The Omicron variant arrived in the United States just in time to ruin many holiday celebrations. Now that its wave has subsided here, families, friends and colleagues are giving their gatherings another shot — eating the same foods, putting up the same decorations and performing the same rituals they would have back in December. Some are finding the belated celebrations even more meaningful because they know not to take them for granted.
When the flu and then Covid delayed her family’s Hanukkah celebration, Barbara Blankfeld, 61, a school administrator in University Heights, Ohio, decided she would not accept another loss.
“When Covid first happened we missed Passover, and that was hard, and then we missed Rosh Hashana and Yom Kippur,” she said, referring to the spring and early fall of 2020. “It was really awful for me. We aren’t a big family, but we have our mishpachah,” — the Yiddish word for family or social unit — “and our traditions.”
So on a Sunday in late January, she invited her two adult sons, 33 and 28, and their partners, along with close family friends, to come over for latkes and jelly doughnuts. Like they did every year before the pandemic, they lit the menorah together and drank champagne. She gave out gifts and even decorated her house with holiday banners and her special collection of silver bowls.
Celebrating Hanukkah belatedly made her cherish it even more. “If anything, delaying the holiday makes it sweeter, because you are finding a way to make it happen no matter what life has thrown in your path,” she said.
However grateful they were to be gathering, others felt that celebrating a cherished holiday on a random date left something to be desired.
On Jan. 9, Katie McClain, an owner of a fragrance company who lives on the Lower East Side, met her parents at her sister’s house in the Bedford-Stuyvesant neighborhood of Brooklyn for a better-late-than-never Christmas celebration. (A family member had tested positive on the actual holiday; they all tested before coming together in January.)
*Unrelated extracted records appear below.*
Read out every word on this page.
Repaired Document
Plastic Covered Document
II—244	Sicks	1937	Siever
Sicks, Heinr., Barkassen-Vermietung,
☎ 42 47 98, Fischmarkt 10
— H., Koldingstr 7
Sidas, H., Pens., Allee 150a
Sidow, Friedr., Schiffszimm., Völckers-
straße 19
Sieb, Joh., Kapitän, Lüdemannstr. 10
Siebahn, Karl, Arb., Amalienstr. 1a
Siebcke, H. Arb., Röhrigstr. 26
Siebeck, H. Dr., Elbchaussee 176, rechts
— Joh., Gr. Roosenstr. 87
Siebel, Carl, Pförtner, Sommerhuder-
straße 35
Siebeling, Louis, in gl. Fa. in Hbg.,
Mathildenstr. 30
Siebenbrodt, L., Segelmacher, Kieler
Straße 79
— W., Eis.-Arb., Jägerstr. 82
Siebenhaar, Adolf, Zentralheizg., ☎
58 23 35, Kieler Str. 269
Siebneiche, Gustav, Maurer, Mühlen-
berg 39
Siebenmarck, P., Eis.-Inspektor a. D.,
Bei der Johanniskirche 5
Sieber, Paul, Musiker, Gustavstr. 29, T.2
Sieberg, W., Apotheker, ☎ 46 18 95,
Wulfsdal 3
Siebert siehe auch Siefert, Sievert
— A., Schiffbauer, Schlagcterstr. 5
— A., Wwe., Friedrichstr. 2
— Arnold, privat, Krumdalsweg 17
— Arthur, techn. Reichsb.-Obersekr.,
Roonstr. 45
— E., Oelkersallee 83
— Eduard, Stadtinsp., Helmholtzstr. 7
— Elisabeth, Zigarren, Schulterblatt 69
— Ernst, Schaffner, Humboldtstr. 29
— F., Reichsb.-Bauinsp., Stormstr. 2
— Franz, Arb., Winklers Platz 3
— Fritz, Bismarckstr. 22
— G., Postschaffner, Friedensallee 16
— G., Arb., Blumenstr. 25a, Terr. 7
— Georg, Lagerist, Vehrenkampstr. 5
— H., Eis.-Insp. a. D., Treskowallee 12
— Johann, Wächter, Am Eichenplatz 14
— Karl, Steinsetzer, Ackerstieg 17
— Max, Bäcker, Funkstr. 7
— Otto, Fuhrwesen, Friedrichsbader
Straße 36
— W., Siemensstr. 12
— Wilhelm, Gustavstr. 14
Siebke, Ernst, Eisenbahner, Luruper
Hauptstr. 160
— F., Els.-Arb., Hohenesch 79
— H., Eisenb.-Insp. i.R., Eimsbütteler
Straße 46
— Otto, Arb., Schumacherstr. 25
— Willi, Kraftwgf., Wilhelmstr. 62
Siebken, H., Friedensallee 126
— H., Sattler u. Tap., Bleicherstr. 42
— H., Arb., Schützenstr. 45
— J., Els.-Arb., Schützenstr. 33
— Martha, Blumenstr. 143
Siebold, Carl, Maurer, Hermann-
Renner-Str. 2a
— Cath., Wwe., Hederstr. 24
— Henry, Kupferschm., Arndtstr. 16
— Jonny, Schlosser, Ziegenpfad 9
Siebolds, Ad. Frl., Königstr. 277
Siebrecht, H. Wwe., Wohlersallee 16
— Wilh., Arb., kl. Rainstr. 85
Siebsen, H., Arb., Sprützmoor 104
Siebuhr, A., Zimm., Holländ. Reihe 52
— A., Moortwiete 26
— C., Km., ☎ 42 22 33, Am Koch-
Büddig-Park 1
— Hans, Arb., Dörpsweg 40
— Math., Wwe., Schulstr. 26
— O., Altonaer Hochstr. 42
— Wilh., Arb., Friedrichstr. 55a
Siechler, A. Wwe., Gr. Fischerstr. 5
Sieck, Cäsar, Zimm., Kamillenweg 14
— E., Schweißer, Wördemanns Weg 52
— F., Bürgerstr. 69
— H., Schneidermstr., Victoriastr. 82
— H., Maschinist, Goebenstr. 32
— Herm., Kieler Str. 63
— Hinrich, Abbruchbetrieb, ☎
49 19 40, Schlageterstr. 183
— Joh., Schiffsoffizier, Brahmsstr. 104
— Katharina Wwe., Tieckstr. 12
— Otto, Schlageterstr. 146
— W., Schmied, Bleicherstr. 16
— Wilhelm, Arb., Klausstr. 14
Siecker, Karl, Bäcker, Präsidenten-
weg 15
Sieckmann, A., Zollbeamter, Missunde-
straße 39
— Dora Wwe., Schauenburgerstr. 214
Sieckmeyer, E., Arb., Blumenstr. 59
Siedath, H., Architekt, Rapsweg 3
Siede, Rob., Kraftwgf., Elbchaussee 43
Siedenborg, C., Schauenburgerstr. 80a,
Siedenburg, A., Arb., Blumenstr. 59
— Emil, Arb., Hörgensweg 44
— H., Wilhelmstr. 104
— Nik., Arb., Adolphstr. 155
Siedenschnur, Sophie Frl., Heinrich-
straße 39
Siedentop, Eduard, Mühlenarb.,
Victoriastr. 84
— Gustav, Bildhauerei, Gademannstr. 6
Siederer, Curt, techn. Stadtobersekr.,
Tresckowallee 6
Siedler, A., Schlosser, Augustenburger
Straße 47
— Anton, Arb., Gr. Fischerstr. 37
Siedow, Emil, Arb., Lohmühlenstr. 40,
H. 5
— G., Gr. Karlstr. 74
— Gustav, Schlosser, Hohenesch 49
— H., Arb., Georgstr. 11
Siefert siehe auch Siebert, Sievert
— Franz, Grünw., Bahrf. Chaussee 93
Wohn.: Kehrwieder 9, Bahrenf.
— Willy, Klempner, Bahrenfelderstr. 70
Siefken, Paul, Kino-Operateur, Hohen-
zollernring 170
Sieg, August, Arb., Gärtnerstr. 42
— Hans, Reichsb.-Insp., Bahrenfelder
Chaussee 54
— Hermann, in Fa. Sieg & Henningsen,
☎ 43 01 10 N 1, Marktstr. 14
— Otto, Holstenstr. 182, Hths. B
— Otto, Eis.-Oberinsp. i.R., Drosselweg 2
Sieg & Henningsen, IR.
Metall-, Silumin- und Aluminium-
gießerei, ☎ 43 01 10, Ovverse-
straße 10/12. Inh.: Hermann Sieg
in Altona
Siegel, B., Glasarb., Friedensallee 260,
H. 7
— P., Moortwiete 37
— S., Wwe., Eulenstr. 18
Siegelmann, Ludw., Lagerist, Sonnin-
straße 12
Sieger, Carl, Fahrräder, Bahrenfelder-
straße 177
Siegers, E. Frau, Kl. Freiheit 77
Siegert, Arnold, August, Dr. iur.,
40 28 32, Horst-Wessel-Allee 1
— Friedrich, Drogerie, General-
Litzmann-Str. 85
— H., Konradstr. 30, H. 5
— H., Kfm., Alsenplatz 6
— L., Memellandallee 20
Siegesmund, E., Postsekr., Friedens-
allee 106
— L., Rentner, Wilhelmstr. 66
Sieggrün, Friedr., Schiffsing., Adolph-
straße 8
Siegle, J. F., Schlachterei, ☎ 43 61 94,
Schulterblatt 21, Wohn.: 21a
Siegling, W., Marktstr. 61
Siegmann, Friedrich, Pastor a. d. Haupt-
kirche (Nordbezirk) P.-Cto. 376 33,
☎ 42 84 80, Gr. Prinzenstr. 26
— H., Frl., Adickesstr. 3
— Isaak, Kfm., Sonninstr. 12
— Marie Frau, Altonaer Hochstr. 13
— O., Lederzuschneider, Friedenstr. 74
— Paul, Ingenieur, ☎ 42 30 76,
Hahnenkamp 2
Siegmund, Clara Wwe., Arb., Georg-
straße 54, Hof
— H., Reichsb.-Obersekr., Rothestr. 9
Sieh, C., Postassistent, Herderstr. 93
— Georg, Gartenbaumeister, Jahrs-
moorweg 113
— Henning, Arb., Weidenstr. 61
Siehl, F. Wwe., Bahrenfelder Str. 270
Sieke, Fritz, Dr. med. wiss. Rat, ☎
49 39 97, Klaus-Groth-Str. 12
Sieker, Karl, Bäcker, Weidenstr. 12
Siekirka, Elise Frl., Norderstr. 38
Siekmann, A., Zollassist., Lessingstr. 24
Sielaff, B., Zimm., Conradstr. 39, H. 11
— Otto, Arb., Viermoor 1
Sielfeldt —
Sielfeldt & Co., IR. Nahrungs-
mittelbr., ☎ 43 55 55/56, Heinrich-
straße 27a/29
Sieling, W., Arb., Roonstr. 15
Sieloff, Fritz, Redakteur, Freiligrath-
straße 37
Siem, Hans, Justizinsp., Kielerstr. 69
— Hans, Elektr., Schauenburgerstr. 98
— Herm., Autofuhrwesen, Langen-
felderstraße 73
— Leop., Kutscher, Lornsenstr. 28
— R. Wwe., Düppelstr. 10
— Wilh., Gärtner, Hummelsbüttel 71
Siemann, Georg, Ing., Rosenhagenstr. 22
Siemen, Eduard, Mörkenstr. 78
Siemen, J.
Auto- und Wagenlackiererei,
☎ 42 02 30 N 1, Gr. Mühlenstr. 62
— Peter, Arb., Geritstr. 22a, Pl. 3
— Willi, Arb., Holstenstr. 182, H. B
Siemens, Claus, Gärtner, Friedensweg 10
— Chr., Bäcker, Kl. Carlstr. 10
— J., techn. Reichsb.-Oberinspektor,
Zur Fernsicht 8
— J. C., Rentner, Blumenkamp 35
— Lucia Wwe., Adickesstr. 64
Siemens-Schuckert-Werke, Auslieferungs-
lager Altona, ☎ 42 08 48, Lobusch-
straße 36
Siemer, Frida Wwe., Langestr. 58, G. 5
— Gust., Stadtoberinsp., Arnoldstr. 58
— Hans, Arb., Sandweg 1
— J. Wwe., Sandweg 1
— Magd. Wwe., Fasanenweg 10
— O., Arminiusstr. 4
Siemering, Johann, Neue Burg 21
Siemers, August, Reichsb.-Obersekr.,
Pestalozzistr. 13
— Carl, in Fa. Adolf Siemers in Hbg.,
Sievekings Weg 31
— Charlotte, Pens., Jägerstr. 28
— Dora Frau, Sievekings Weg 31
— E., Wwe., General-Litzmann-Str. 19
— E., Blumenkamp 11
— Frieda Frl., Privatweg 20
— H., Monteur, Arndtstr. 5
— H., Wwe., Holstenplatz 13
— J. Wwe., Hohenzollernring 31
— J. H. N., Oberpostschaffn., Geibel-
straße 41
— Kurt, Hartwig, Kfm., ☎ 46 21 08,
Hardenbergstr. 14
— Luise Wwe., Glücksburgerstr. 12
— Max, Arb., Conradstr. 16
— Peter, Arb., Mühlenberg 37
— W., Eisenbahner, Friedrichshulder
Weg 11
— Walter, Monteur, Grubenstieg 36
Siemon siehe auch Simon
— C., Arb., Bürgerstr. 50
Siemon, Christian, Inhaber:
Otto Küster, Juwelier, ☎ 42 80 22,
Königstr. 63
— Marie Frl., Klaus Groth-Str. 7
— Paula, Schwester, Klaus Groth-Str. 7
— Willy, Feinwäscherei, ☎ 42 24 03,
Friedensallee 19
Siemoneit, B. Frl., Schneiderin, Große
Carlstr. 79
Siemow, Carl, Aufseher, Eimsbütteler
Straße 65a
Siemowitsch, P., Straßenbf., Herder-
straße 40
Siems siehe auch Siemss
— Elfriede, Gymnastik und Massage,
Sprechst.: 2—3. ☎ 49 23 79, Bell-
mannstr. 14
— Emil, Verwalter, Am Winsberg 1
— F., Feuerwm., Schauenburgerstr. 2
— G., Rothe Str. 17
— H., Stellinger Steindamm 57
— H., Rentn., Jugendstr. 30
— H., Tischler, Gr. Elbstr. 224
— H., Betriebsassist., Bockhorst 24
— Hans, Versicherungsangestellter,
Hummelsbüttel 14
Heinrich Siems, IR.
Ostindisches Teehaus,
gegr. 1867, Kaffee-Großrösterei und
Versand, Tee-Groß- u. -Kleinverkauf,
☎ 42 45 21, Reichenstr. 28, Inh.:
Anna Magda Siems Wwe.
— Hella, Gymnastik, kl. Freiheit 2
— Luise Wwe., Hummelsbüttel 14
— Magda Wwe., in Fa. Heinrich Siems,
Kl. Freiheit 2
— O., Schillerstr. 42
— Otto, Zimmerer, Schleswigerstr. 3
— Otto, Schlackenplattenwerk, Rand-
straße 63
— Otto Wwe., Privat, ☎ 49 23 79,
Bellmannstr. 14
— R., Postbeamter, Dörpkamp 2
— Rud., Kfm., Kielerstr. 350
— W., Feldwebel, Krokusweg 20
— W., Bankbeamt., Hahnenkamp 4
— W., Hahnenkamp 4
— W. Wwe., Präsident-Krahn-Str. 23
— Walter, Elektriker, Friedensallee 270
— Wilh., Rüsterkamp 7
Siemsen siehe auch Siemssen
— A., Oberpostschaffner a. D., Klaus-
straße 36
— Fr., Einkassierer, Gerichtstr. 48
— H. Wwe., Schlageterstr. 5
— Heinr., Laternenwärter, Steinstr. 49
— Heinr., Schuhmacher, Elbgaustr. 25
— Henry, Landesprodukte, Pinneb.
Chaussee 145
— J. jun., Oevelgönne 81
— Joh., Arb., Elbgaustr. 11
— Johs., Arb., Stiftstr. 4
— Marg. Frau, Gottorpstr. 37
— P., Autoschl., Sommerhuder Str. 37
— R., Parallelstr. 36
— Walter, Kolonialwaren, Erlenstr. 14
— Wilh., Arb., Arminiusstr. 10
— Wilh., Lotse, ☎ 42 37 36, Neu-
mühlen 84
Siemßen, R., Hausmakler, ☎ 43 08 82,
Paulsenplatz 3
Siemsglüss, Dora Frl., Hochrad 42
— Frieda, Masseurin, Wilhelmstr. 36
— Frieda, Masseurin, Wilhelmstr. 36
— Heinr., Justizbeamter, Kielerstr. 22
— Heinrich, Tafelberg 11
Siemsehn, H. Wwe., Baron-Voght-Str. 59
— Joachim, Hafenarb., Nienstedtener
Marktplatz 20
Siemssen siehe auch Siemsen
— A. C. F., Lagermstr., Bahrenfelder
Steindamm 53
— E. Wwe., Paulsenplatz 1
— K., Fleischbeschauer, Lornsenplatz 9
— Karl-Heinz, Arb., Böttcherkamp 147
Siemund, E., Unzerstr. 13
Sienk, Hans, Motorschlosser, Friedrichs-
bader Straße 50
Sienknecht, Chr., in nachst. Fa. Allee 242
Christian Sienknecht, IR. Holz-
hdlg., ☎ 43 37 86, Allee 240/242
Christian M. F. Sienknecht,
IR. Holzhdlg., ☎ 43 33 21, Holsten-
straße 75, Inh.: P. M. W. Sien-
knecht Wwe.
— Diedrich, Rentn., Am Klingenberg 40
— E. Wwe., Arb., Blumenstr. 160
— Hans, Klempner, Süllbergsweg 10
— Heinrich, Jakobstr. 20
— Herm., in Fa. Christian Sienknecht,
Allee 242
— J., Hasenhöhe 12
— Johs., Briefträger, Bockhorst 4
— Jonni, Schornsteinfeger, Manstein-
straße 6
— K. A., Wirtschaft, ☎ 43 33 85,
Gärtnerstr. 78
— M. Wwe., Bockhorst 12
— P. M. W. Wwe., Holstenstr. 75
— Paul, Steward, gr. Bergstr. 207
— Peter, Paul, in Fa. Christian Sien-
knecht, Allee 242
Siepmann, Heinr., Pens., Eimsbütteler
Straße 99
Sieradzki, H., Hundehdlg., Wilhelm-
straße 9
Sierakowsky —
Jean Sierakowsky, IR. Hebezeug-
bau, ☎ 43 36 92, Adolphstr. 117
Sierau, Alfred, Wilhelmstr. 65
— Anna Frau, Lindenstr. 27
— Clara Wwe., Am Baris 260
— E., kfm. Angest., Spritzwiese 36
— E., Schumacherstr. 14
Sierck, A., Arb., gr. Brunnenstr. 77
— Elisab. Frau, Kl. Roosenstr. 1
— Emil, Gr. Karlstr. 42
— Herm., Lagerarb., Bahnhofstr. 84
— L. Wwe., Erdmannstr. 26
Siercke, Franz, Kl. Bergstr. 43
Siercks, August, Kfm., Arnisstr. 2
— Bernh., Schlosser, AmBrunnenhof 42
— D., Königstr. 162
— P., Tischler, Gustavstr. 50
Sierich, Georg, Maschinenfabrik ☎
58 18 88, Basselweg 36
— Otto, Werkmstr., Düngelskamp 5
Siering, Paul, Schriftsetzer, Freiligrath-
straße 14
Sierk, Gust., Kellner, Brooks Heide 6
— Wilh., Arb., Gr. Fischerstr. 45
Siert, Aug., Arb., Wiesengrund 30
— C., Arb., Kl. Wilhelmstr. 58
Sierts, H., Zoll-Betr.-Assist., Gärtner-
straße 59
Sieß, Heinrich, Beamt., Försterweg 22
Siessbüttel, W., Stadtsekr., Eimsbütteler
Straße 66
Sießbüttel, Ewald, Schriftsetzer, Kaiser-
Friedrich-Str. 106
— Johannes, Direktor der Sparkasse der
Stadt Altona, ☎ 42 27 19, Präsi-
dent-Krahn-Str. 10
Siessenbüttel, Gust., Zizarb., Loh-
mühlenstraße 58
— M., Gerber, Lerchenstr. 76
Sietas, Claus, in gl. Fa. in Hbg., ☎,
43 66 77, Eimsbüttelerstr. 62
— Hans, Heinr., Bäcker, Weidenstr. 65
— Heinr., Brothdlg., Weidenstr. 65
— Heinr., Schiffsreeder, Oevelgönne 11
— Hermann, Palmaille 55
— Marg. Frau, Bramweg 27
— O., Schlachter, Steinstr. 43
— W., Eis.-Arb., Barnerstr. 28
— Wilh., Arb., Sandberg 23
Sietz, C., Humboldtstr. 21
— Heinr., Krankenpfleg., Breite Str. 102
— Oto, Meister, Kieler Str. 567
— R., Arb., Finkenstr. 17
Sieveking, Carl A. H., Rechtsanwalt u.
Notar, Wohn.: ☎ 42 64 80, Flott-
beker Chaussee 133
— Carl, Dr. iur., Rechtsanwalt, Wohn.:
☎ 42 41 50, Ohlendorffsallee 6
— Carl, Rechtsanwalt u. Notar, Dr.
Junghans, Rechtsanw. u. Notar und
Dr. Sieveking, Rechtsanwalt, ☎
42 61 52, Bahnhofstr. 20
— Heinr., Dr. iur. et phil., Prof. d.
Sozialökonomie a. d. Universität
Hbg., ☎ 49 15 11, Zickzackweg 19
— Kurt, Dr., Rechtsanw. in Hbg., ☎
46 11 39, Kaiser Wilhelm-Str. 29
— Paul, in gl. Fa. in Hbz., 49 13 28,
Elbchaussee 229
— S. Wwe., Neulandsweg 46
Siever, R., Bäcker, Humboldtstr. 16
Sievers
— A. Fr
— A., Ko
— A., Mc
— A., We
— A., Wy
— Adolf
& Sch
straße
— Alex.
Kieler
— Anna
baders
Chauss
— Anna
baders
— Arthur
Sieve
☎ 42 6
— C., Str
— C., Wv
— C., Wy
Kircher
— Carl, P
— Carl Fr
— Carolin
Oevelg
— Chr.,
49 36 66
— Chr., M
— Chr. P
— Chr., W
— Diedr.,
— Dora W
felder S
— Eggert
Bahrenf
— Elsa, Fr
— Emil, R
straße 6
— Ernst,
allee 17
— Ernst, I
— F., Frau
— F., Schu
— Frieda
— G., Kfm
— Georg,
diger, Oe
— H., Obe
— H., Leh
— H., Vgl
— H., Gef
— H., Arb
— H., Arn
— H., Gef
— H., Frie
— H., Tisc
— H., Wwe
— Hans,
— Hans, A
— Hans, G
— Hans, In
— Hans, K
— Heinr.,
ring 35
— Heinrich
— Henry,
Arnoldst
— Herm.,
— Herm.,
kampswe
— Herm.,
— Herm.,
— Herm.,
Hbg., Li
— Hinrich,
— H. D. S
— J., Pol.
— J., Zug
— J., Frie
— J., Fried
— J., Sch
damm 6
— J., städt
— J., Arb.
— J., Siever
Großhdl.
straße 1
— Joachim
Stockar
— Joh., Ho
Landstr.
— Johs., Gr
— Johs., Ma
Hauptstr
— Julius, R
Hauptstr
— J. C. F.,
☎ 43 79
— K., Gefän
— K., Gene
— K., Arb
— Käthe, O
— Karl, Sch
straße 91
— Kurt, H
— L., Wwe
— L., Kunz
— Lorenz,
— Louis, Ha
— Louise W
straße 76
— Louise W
They ate gingerbread, stuffed each other’s stockings and opened presents under the tree. (“The tree was still up, but it was on its last leg,” said Ms. McClain, 36. “We had to take off the ornaments because the branches were too weak.”)
They even told her nephews, ages 8 and 5, that the presents came from Santa. He accidentally delivered them to the wrong place, so there was a little delay, they explained.
While they went through the same motions they would have on Dec. 25, something felt off, Ms. McClain said. “Christmas is the one day where it feels like the world stops,” she said. “I didn’t get that stillness on this random Sunday.” Her brother-in-law was leaving for a business trip later that day, and her nephews both had school the next day.
“The Christmas magic was not there,” she added, saying her family felt the same way.
But there can certainly be upsides to postponing a winter soiree.
Adam Michael Royston, 30, who works for a L.G.B.T.Q. youth center in San Francisco, has held a 200-person holiday party at his house with his partner every year for the last eight years. “We’ve been told that our holiday party is the one other people plan their events around,” he said. “We were planning it for this year when Omicron hit.”
Since he had to delay his party anyway, he said, why not wait until the weather gets nice and do a summer garden party instead? “It kind of allowed us to rethink what we really wanted to do,” he said. Plus: “Being outside is good because it alleviates people’s fears.”
The bash is now in the works for July, and Mr. Royston has already decided on a few details. The six artificial Christmas trees will come out of storage and be decorated extravagantly, as usual. The gingerbread house decorating activity will go ahead. He isn’t sure about playing Christmas music, however.
“I am thinking maybe we go for a more French Riviera vibe,” he said.